Astronomers using NASA's Spitzer Space Telescope have discovered the spherical carbon molecules known as 'buckyballs' in space for the first time.
Buckyballs are made of 60 carbon atoms arranged in three-dimensional, spherical structures. They are named for their resemblance to architect Buckminster Fuller's geodesic domes, which have interlocking circles on the surface of a partial sphere.
While buckyballs were believed to be floating around in space, this is the first time they've been detected.
"We found what are now the largest molecules known to exist in space," said astronomer Jan Cami of the University of Western Ontario, Canada.
"We are particularly excited because they have unique properties that make them important players for all sorts of physical and chemical processes going on in space."
The Cami team found the carbon balls in a planetary nebula named Tc1. They may reflect a short stage in the star's life, when it sloughs off a puff of material rich in carbon.
The research team also found the more elongated relative of buckyballs, known as C70, for the first time in space.

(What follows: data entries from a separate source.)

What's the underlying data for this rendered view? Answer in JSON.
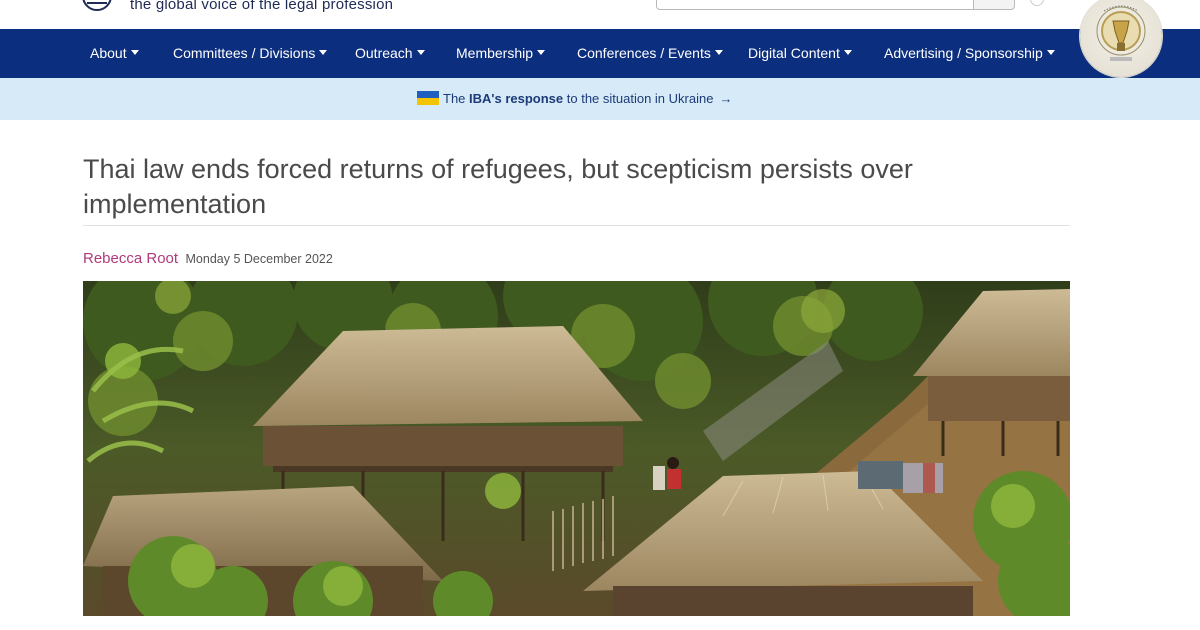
{
  "header": {
    "tagline": "the global voice of the legal profession",
    "logo_icon": "iba-globe-icon",
    "search_icon": "search-icon"
  },
  "nav": {
    "items": [
      {
        "label": "About"
      },
      {
        "label": "Committees / Divisions"
      },
      {
        "label": "Outreach"
      },
      {
        "label": "Membership"
      },
      {
        "label": "Conferences / Events"
      },
      {
        "label": "Digital Content"
      },
      {
        "label": "Advertising / Sponsorship"
      }
    ],
    "background": "#0b2e7e"
  },
  "banner": {
    "prefix": "The ",
    "strong": "IBA's response",
    "suffix": " to the situation in Ukraine",
    "arrow": "→",
    "background": "#d6eaf8"
  },
  "article": {
    "title": "Thai law ends forced returns of refugees, but scepticism persists over implementation",
    "author": "Rebecca Root",
    "date": "Monday 5 December 2022",
    "image_icon": "refugee-camp-photo"
  },
  "colors": {
    "author": "#b03a7a",
    "title": "#4a4a4a"
  }
}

These molecules consist of 70 carbon atoms and are shaped more like an oval rugby ball.
The astronomers used Spitzer's spectroscopy instrument to analyze infrared light from the planetary nebula and see the spectral signatures of the buckyballs.

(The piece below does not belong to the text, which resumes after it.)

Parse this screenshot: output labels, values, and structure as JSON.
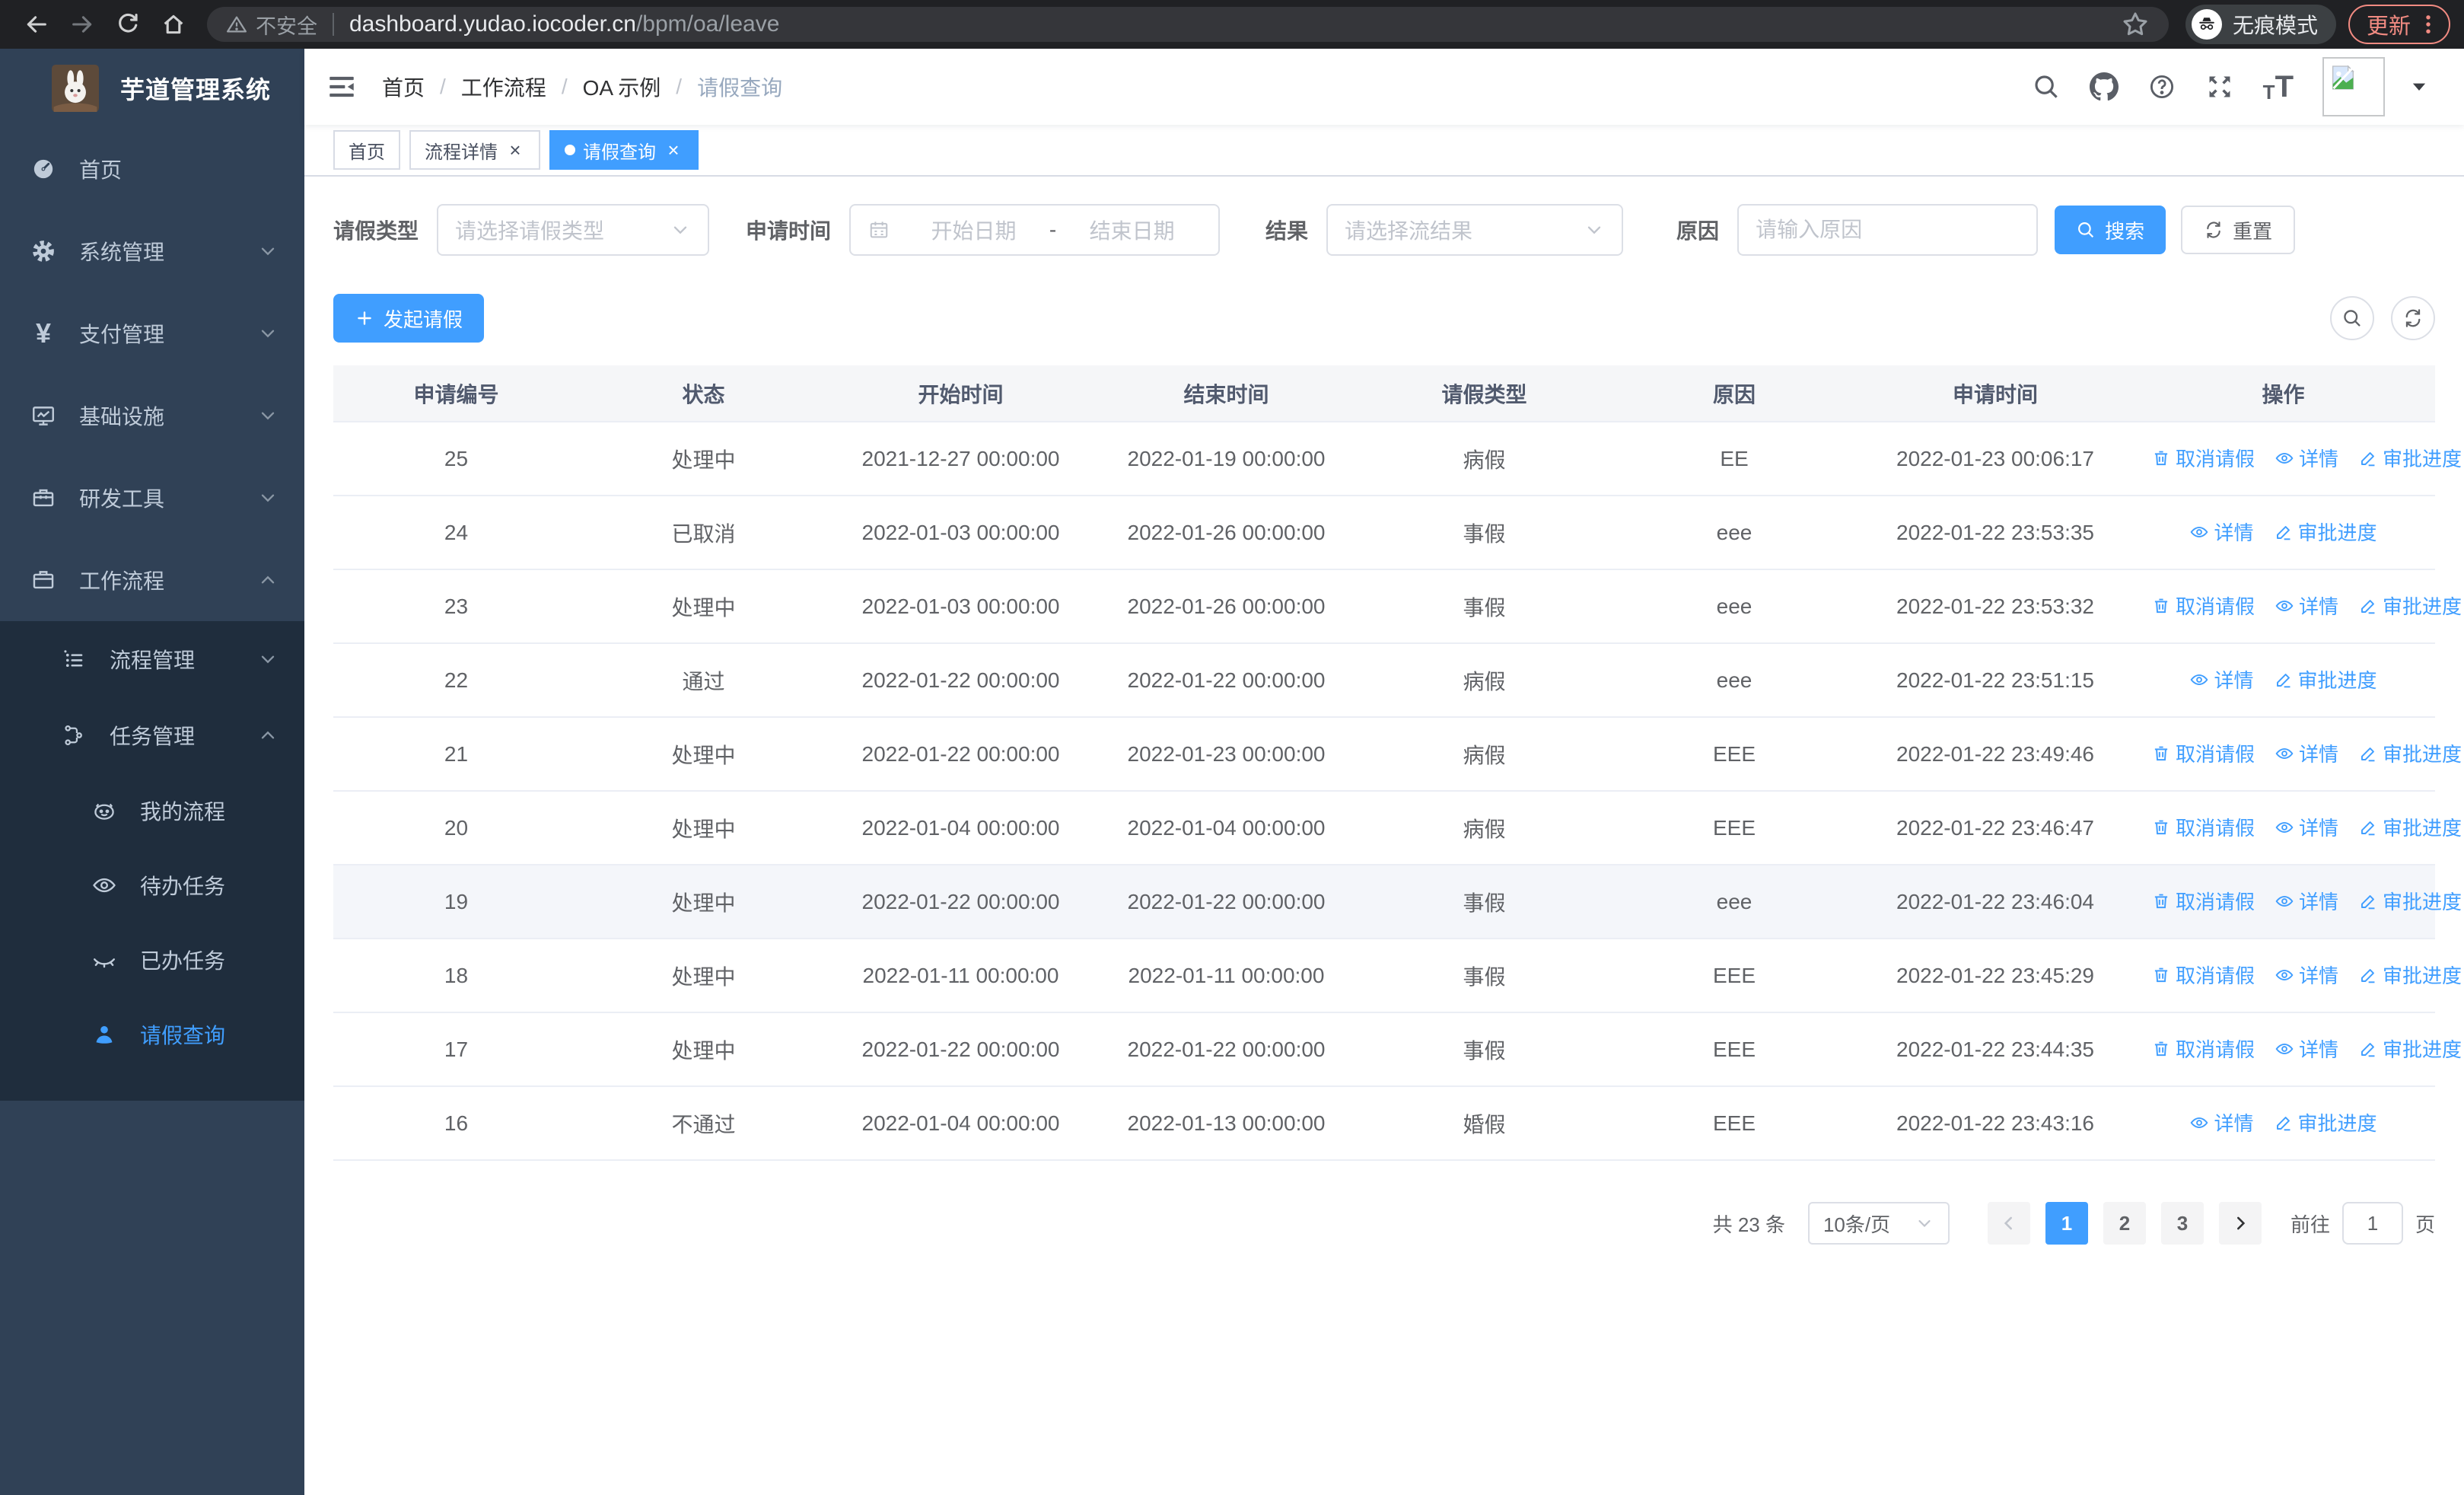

The data was compared with data from laboratory measurements of the same molecules and showed a perfect match.
"We did not plan for this discovery," Cami said. "But when we saw these whopping spectral signatures, we knew immediately that we were looking at one of the most sought-after molecules."
In 1970, Japanese professor Eiji Osawa predicted the existence of buckyballs, but they were not observed until lab experiments in 1985. They have since been found on Earth in candle soot, layers of rock and meteorites.
They have unique strength and exceptional chemical and physical properties, with potential applications including armor, drug delivery and superconducting technologies.
Sir Harry Kroto, who shared the 1996 Nobel Prize in chemistry with Bob Curl and Rick Smalley for the discovery of buckyballs, said, "This most exciting breakthrough provides convincing evidence that the buckyball has, as I long suspected, existed since time immemorial in the dark recesses of our galaxy."